Duke, Singapore Create a Medical School

 

In an international effort to share education strategies, research, and health care know-how, Duke Medical Center and the National University of Singapore have formalized a partnership to establish that country’s first graduate medical school.

The new school will be based on Duke’s medical-school curriculum and the U.S. model, in which students enter medical school after earning their baccalaureate degrees. The new Graduate Medical School (GMS) will supplement the existing National University of Singapore’s medical school, which is based on the British model, where students enter medical school with the equivalent of a high-school diploma.

“ The government of Singapore has launched an impressive and thoughtful campaign to reorient their educational and economic emphasis toward biomedicine,” says Ralph Snyderman, M.D., chancellor for health affairs and president and CEO of Duke University Health System. “This new school and Duke will play a key role in this effort.”
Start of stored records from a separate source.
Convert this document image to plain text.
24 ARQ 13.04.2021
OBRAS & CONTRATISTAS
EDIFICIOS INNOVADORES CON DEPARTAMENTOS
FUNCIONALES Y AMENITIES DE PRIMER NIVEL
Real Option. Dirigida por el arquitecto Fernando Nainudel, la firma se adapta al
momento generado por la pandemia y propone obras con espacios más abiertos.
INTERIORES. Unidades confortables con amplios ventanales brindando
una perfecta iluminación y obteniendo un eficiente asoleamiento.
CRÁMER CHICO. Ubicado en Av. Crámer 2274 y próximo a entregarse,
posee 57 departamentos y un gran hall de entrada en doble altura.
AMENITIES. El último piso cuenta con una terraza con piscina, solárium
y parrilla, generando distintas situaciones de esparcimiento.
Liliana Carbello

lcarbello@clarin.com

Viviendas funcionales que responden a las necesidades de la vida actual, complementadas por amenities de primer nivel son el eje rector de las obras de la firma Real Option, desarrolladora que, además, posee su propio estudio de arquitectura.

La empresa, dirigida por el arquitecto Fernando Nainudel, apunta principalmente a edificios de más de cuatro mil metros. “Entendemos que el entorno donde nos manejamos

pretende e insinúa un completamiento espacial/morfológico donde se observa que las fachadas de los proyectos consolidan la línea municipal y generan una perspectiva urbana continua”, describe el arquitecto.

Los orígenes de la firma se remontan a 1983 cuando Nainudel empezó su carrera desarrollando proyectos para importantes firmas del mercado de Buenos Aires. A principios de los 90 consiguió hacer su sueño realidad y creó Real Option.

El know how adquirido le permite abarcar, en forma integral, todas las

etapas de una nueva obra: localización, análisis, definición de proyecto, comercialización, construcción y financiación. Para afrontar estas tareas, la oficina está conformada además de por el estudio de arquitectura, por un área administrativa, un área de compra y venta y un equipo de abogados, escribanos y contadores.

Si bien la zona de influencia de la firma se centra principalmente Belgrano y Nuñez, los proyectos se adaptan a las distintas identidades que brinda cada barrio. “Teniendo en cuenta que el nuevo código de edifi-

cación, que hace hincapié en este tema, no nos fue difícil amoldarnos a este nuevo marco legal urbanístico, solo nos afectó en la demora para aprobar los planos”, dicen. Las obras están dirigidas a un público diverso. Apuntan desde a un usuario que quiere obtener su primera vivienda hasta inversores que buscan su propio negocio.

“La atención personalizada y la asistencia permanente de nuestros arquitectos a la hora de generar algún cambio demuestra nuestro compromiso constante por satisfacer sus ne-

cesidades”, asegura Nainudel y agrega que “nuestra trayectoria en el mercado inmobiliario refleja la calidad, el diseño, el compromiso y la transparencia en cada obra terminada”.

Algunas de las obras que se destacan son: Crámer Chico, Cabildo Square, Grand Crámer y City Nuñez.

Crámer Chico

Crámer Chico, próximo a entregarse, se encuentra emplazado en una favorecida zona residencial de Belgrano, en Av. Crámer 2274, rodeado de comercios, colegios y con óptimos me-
For Duke, the endeavor represents an opportunity to work in a rapidly evolving research and clinical-care environment in a region of the world with great scientific and economic potential, Snyderman says. Moreover, there is a mutual commitment to “prospective health planning” that stresses preventive care and individualized plans for confronting health care.

Duke will play a key role in the new school. The first dean will be from Duke, and Duke will help select and evaluate both students and faculty members. In addition, the GMS will follow Duke’s four-year curriculum, which features one year of basic science, one clinical year, one research year, and one final clinical year. This curriculum is focused on producing physician-scientists and leaders in new approaches to medicine, says Snyderman. The program will lead to a Doctor of Medicine degree.

The government of Singapore approached Duke about the partnership, because of the medical center’s reputation and the medical school’s distinctive educational program, its research activity, and its faculty resources, according to Singapore’s Ministry of Education. It expects Duke’s involvement to raise the profile of the GMS and enhance the standing of Singapore as a regional center for medical education and research.

Singapore, with an economy and health system equivalent to the United Kingdom and France, has a population of 4.2 million.